The available plugin list can change over time as marketplaces add, remove, or update plugins.
Installing Plugins
When installing a plugin, choose the scope based on who should use it and where it should be available.
| Scope | Use For |
|---|---|
| User | Personal tools that should work across your projects. |
| Project | Shared tools that should be checked into version control. |
| Local | Project-specific tools that should not be shared with Git. |
For example, a browser automation plugin may make sense at user scope if you use it across many projects.
A TypeScript helper plugin may make more sense at project scope when the repository is a TypeScript project and the whole team benefits from the same setup.
Plugins and MCP
Plugins can include MCP servers, and some MCP installations may appear in the installed plugins list.

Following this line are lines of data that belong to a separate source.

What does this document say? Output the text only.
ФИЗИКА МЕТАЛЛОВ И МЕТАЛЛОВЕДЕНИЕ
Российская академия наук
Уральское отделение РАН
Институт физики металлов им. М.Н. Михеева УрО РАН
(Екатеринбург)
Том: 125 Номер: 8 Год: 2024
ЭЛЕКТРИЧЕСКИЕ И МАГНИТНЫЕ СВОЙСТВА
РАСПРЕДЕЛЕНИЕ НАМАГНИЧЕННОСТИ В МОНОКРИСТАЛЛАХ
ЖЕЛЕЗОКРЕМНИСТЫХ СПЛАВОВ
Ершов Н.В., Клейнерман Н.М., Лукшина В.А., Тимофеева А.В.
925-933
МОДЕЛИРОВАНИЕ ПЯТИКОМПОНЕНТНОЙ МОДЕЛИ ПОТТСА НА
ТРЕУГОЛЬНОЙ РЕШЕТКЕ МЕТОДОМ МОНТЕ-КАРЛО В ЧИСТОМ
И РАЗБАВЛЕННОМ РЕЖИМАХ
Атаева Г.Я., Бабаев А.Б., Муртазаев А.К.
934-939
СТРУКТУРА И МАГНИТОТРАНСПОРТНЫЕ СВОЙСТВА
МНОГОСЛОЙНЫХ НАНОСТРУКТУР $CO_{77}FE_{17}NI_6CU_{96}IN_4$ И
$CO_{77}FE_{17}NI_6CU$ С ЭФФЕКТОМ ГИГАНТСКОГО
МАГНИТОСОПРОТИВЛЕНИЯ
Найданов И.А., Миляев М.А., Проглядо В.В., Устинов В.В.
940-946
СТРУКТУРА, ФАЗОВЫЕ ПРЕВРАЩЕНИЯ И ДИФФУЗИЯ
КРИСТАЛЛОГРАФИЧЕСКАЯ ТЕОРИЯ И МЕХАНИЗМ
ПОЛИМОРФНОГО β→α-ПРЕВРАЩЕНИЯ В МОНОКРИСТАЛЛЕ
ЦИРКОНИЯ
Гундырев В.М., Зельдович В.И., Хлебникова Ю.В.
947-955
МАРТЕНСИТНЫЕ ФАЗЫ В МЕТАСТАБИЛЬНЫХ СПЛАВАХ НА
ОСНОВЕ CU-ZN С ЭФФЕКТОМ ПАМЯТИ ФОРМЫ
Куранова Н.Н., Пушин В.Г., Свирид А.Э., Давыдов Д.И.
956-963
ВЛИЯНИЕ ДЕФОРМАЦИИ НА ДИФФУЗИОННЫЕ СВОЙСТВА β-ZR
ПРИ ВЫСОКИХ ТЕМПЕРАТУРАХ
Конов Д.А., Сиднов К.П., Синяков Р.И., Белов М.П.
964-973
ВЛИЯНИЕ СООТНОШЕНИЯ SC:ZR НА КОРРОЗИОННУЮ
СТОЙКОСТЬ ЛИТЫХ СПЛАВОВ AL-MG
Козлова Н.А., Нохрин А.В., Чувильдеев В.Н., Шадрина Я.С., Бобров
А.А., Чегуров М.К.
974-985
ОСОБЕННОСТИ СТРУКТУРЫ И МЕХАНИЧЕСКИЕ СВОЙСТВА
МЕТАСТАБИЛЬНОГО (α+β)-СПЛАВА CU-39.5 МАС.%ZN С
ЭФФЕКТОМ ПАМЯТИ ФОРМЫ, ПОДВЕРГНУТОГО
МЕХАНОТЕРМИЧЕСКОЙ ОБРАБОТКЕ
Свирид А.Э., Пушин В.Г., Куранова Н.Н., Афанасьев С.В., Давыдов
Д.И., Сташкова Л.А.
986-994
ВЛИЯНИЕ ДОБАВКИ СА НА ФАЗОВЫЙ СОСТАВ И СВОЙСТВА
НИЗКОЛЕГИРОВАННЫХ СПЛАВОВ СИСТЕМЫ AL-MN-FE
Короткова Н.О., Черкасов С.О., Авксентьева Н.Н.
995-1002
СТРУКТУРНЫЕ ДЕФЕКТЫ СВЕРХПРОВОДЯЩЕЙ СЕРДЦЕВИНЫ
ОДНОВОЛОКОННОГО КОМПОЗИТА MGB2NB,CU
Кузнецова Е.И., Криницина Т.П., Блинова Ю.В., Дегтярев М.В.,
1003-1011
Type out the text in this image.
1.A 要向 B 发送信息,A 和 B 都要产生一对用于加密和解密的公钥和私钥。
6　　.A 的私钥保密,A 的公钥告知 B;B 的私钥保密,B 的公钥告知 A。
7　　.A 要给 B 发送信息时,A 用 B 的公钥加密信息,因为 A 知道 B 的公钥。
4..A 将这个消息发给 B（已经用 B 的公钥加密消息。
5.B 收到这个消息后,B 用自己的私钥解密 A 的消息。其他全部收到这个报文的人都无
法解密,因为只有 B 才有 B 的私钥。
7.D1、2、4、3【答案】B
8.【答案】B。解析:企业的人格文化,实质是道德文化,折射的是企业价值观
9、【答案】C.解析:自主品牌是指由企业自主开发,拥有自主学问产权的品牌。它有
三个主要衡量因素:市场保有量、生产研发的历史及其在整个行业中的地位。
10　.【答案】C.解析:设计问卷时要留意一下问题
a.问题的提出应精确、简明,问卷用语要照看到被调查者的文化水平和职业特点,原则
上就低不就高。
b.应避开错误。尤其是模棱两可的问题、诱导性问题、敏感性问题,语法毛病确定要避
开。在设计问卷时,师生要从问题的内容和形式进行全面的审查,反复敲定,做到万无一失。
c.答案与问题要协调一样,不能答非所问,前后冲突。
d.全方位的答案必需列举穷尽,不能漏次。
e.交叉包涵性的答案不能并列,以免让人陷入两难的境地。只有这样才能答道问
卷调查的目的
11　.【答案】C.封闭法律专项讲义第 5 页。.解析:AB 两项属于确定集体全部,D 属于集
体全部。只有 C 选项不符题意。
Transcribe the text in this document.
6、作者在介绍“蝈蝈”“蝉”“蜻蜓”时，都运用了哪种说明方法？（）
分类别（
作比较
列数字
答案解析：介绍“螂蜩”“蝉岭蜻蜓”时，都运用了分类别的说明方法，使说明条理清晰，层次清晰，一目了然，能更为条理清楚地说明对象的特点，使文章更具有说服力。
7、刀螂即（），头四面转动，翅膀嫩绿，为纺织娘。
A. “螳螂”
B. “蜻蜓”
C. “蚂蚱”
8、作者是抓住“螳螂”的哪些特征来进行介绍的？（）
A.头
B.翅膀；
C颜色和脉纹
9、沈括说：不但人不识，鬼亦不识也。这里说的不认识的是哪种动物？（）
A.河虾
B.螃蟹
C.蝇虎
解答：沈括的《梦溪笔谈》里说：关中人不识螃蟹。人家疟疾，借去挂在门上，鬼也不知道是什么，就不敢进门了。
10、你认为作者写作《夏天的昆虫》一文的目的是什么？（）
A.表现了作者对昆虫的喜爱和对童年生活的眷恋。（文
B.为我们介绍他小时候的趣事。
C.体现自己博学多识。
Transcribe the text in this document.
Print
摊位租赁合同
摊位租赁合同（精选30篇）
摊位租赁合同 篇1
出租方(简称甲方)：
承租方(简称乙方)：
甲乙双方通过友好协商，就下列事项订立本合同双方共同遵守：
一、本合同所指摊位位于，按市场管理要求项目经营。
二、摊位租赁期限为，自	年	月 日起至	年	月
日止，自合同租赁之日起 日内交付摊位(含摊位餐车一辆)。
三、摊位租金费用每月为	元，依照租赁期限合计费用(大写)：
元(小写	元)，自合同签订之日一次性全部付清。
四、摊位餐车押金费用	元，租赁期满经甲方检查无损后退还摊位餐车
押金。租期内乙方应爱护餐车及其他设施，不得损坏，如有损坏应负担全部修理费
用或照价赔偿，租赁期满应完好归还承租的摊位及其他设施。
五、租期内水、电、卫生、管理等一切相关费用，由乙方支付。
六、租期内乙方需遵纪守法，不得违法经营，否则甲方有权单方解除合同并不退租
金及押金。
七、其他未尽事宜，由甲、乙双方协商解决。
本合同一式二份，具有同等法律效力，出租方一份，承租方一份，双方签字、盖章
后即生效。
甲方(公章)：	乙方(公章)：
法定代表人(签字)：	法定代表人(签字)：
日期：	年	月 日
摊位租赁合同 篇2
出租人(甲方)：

For example, a Playwright plugin may install browser access as an MCP server behind the scenes. A separately installed MCP server may also be shown in the plugin interface because Claude Code treats MCP-based capabilities as part of the same extension system.
Note: A plugin is often the easier installation path, but it is still useful to understand MCP directly when you need to configure servers, transports, scopes, and credentials.
Common Examples
Plugins are most helpful when they add capabilities that would otherwise require manual setup.
Common examples include:
- Browser access through Playwright
- TypeScript language support
- External tool access through MCP
- Shared project commands and workflows
- Reusable skills for team conventions
When To Use Plugins
Use plugins when you want a capability to be easy to install, update, and share.
Plugins are a good fit for:
- Reusing the same setup across projects
- Sharing tools with a team
- Installing marketplace capabilities quickly
- Bundling skills, commands, and MCP servers together
Manual setup is still useful when you need tight control over individual files or when you are experimenting with a small configuration before packaging it.